LANGLEY AIR FORCE BASE, Va. --- Air Force maintainers are now performing methodical and time-intensive inspections on all F-15 Eagles, models A, B, C and D, in response to the Dec. 3 stand-down order.
The decision follows additional information received from the ongoing investigation of the Nov. 2 F-15C mishap, which resulted in the loss of that aircraft. The Accident Investigation Board found defects which indicate potential structural damage in the rest of the fleet.
Maintainers at Langley have found no cracks or evidence of fatigue in F-15 longerons so far; however, throughout the Air Force, maintainers have found cracks in the upper longerons of eight F-15s (as of Dec. 10). Four of these aircraft are assigned to the Air National Guard's 173rd Fighter Wing, Kingsley Field, Ore.; two are assigned to the 18th Wing, Kadena Air Base, Japan; another is assigned to the 325th Fighter Wing, Tyndall AFB, Fla.; and one assigned to the ANG 131st Fighter Wing, St. Louis, Mo.
Every aircraft will undergo all previously published time compliance technical order inspections. However, unlike in recent weeks, the cleared aircraft will not immediately return to flight. Technical experts at Warner Robins Air Logistics Center, Ga., are developing new inspection techniques based on findings in parts of the mishap aircraft.
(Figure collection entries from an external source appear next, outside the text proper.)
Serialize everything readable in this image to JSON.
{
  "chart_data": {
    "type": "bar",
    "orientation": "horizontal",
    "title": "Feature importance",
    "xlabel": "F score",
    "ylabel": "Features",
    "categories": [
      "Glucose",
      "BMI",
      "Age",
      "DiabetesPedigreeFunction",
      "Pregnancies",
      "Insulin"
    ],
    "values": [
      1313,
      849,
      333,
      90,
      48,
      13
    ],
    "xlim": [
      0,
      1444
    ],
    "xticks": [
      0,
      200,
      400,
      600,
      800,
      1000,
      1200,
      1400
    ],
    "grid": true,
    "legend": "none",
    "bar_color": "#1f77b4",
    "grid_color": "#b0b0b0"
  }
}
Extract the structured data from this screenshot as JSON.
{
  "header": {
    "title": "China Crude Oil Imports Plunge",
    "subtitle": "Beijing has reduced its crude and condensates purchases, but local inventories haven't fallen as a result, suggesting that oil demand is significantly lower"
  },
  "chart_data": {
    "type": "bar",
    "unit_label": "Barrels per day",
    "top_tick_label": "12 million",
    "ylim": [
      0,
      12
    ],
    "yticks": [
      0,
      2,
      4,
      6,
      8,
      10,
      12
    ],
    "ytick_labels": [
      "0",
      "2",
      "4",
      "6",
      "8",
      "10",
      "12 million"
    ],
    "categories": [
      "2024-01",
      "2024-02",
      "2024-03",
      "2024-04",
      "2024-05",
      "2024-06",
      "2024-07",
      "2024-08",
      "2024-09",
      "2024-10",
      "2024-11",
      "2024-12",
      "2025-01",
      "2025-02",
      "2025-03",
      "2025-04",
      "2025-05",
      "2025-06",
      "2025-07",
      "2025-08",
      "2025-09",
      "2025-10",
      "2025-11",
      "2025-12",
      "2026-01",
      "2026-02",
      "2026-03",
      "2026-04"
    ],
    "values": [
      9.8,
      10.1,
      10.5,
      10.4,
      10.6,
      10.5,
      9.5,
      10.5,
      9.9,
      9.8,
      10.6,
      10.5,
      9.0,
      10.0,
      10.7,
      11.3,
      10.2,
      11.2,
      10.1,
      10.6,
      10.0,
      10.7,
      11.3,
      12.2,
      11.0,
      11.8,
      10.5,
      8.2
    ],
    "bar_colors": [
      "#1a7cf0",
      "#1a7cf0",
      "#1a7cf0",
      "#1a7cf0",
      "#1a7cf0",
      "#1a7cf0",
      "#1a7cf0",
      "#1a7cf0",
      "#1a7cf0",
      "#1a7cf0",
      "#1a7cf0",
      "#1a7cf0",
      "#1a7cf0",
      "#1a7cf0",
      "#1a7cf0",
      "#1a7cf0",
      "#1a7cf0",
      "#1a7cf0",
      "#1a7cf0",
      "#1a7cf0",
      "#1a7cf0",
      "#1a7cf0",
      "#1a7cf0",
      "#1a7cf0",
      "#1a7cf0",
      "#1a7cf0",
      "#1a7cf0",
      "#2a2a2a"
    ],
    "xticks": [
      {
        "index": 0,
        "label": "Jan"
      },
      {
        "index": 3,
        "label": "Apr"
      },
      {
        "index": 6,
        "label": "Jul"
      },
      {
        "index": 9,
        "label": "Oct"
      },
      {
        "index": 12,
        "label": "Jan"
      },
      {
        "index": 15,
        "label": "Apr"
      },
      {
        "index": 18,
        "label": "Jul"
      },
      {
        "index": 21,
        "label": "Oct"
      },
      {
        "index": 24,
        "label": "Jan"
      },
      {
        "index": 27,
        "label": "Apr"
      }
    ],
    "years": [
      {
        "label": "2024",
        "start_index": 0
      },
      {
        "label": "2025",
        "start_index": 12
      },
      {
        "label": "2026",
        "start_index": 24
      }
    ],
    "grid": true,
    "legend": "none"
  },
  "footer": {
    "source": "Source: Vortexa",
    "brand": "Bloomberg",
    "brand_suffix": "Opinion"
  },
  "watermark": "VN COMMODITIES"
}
These inspections will be performed as soon as the new TCTO is available for the affected F-15s.
As part of the previous TCTO, maintenance crews around the Air Force are stripping paint and performing non-destructive inspections in the F-15's upper longeron just aft of the canopies.
Maintainers are working around the clock to conduct these inspections, said Capt. Timothy Blasiman, the 71st Aircraft Maintenance Unit officer in charge.
Each of the 20 F-15s assigned to Langley require a minimum inspection time of 12.5 hours. Some F-15 models elsewhere require inspections that take more than 20 hours. The B and D models are more time consuming, said Captain Blasiman, because they have two seats. The rear seat requires removal to access the upper longerons.
Inspections are more than just a visual check, said Staff Sgt. Aaron Gammill. After the paint is stripped and bare metal is exposed, Airmen from the non-destructive inspection shop apply chemicals that reveal cracks under a black light. Other inspections in hard-to-see areas are done with a boar scope - a tool that uses a tiny camera and fits in tight areas.
Inspections must be meticulous because the nature of the problem could lead to loss of life or aircraft, said Bo Floyd, the Air Force F-15 Engineer Technical Services lead.
Air Force officials are not willing to take risks in this matter, Mr. Floyd said. "Our mission is to generate sorties and maintain a combat-effective airplane here," said Captain Blasiman.
Inspection requirements are precise and demanding, said Ralph Farley, the ACC Engineering Technical Service representative. "Pieces of the crashed jet have been (retrieved) and sent to the Air Force research lab ... to see what may have caused the aircraft to disintegrate," he said. "That information is going down to (our engineers) where they will determine how to inspect, what will be inspected and the form in which it's done."
Airmen from ACC and engineers from Warner Robins are doing everything to ensure the Air Force's F-15 fleet returns to flight safely, Mr. Farley said.